Local LLM Deployment Assistant

Summary

  • CLI wizard that automates installation of local LLM runtimes (Ollama, LM Studio, vLLM, llama.cpp), GPU/CPU offloading, and IDE integration.
  • Generates a ready‑to‑use OpenAI‑compatible API endpoint and configures VS Code/JetBrains extensions.
  • Simplifies the “guess‑and‑check” loop many users face when setting up local inference.

Details

Key Value
Target Audience Developers, data scientists, hobbyists wanting local inference
Core Feature One‑click setup, auto‑detect hardware, suggest optimal quantization, context, and offloading strategy
Tech Stack Python (Click), Docker Compose, Bash scripts, VS Code extension API, JetBrains plugin SDK
Difficulty Medium
Monetization Hobby (open source) with optional paid support contracts

Notes

  • Addresses frustration “guess‑and‑check” and “complexity of setting up local models” expressed by many commenters.
  • Integrates with popular IDEs, enabling Copilot‑style local assistants without cloud calls.
  • Provides a fallback to remote API if local resources are insufficient.

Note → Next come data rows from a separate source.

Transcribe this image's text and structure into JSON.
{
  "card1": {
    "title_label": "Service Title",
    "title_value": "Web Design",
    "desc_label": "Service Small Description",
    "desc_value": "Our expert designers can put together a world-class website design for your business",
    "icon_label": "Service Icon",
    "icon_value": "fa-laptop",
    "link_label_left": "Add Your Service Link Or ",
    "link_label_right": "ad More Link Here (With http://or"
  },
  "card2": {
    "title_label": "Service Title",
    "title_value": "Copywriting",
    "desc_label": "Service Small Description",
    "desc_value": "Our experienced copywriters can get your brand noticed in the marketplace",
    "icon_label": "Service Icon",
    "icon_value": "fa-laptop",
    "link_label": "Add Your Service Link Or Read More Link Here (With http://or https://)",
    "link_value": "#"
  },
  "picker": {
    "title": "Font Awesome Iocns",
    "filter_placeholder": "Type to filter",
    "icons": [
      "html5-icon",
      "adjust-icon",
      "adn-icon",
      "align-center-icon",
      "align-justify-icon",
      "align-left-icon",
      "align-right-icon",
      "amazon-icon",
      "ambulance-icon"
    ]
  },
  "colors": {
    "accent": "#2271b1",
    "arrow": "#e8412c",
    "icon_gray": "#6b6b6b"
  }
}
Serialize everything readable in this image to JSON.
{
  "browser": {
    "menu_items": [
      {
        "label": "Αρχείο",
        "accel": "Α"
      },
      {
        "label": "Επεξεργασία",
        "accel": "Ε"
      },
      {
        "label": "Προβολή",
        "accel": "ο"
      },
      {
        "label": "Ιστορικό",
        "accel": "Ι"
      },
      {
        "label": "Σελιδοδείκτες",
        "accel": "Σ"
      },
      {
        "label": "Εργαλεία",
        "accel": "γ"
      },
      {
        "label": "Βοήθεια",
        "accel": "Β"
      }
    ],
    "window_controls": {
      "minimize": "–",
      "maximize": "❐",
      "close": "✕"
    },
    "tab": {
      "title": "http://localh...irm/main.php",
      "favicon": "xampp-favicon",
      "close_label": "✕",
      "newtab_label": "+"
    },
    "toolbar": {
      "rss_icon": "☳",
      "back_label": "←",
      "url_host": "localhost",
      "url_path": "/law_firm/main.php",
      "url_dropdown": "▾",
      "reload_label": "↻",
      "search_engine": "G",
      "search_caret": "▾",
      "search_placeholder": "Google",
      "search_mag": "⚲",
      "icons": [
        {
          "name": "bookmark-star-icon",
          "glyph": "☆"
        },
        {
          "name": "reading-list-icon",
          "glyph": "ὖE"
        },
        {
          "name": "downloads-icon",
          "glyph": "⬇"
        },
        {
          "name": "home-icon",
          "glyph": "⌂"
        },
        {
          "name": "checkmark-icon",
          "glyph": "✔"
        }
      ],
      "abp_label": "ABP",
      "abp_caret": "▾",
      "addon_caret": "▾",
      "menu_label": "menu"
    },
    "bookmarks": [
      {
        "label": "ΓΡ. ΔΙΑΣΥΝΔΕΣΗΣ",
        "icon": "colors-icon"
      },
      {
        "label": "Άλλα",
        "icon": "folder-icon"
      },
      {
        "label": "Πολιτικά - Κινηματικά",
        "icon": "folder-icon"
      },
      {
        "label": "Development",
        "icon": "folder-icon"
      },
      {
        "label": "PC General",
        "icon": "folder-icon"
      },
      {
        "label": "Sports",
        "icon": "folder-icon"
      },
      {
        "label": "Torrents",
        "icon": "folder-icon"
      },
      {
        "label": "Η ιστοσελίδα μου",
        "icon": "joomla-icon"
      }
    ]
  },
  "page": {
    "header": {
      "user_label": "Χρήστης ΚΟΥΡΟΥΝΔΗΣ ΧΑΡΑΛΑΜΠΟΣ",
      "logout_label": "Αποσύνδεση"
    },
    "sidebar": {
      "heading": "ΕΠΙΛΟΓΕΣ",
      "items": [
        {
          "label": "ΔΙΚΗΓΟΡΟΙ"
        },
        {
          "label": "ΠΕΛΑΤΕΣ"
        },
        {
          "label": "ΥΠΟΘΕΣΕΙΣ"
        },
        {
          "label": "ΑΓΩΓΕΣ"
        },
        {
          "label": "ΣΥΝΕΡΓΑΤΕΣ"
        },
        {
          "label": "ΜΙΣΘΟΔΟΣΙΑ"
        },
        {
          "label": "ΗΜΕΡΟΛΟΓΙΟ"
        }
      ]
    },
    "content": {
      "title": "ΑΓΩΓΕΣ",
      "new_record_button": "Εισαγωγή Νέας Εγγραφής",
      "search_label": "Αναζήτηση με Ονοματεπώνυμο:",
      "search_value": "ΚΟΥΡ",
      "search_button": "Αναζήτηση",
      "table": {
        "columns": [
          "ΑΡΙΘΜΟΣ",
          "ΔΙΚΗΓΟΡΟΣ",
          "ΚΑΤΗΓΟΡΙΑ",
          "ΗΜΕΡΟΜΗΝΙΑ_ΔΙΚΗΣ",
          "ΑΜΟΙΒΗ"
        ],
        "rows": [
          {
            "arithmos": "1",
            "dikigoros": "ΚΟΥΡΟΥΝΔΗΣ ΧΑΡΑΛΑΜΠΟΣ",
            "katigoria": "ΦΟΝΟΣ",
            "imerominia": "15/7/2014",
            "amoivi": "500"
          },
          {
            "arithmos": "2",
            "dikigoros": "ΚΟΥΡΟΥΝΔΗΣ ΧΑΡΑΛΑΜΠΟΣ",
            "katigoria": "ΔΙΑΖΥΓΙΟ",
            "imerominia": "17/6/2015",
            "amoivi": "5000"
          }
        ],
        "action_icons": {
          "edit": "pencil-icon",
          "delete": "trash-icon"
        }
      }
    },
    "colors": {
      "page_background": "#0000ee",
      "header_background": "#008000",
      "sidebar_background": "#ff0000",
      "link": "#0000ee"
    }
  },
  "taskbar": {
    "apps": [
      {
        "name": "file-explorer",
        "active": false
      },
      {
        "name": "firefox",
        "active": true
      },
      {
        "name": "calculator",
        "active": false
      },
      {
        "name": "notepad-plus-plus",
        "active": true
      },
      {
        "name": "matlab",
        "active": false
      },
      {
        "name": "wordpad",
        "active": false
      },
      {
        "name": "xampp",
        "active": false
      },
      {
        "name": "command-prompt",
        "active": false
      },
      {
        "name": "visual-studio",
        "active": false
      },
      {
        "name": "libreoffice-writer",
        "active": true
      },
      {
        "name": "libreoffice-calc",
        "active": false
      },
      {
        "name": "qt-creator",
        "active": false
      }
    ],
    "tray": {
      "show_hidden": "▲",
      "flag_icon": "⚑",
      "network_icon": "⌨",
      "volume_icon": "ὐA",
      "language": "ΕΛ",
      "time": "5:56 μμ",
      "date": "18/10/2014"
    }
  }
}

Privacy‑Aware Browser LLM Detector

Summary

  • Browser extension that detects when a site uses WebGL/WebGPU to fingerprint GPU/CPU for LLM inference.
  • Alerts users, offers sandboxing or blocking, and displays a privacy score for each site.
  • Protects users from inadvertent data leakage while browsing.

Details

Key Value
Target Audience Privacy‑conscious users, security researchers, developers
Core Feature Real‑time hardware‑fingerprinting detection, user‑controlled blocking, privacy dashboard
Tech Stack JavaScript/TypeScript, WebExtension APIs, IndexedDB for local storage
Difficulty Low
Monetization Hobby (open source) with optional premium privacy analytics

Notes

  • Responds to comments about “GPU fingerprinting” and “browser privacy” concerns.
  • Gives users control over which sites can access their hardware, mitigating silent data exposure.
  • Can be bundled with the Compatibility Engine for a unified privacy & hardware solution.

Remote LLM Proxy Service

Summary

  • Lightweight server that runs local LLMs on a remote GPU machine and exposes an OpenAI‑compatible API to local clients.
  • Includes auto‑scaling, cost tracking, and a dashboard for monitoring usage and performance.
  • Enables users to run models on a different machine while using familiar local tooling.

Details

Key Value
Target Audience Teams needing remote inference without cloud provider lock‑in
Core Feature Remote inference proxy, auto‑scaling, cost‑tracking, OpenAI‑API compatibility
Tech Stack Go (gRPC), Docker Swarm/K3s, Prometheus + Grafana, Stripe for billing
Difficulty High
Monetization Revenue‑ready: pay‑per‑token pricing ($0.00002/ token) + subscription plans

Notes

  • Directly addresses the “run your own model from a different machine” pain point.
  • Provides a cost‑effective alternative to cloud APIs while keeping data on-premises.
  • Integrates with the Deployment Assistant for seamless setup.

Model Benchmark Aggregator

Summary

  • Community‑driven platform where users submit real‑world performance data (tokens/s, latency, memory usage) for models on specific hardware.
  • Aggregates, normalizes, and visualizes results with filters for use‑case, quantization, context size, and licensing.
  • Replaces guesswork with data‑driven recommendations.

Details

Key Value
Target Audience ML practitioners, hobbyists, hardware reviewers
Core Feature User‑submitted benchmark database, ranking dashboards, API for querying
Tech Stack Django, PostgreSQL, Celery, React, GraphQL
Difficulty Medium
Monetization Hobby (open source) with optional premium analytics and API access

Notes

  • Responds to frustration about “inaccurate token‑rate estimates” and “missing benchmark data”.
  • Enables users to see how models perform on their exact hardware, including Apple silicon dynamic memory.
  • Provides licensing tags so users know which models can be used commercially.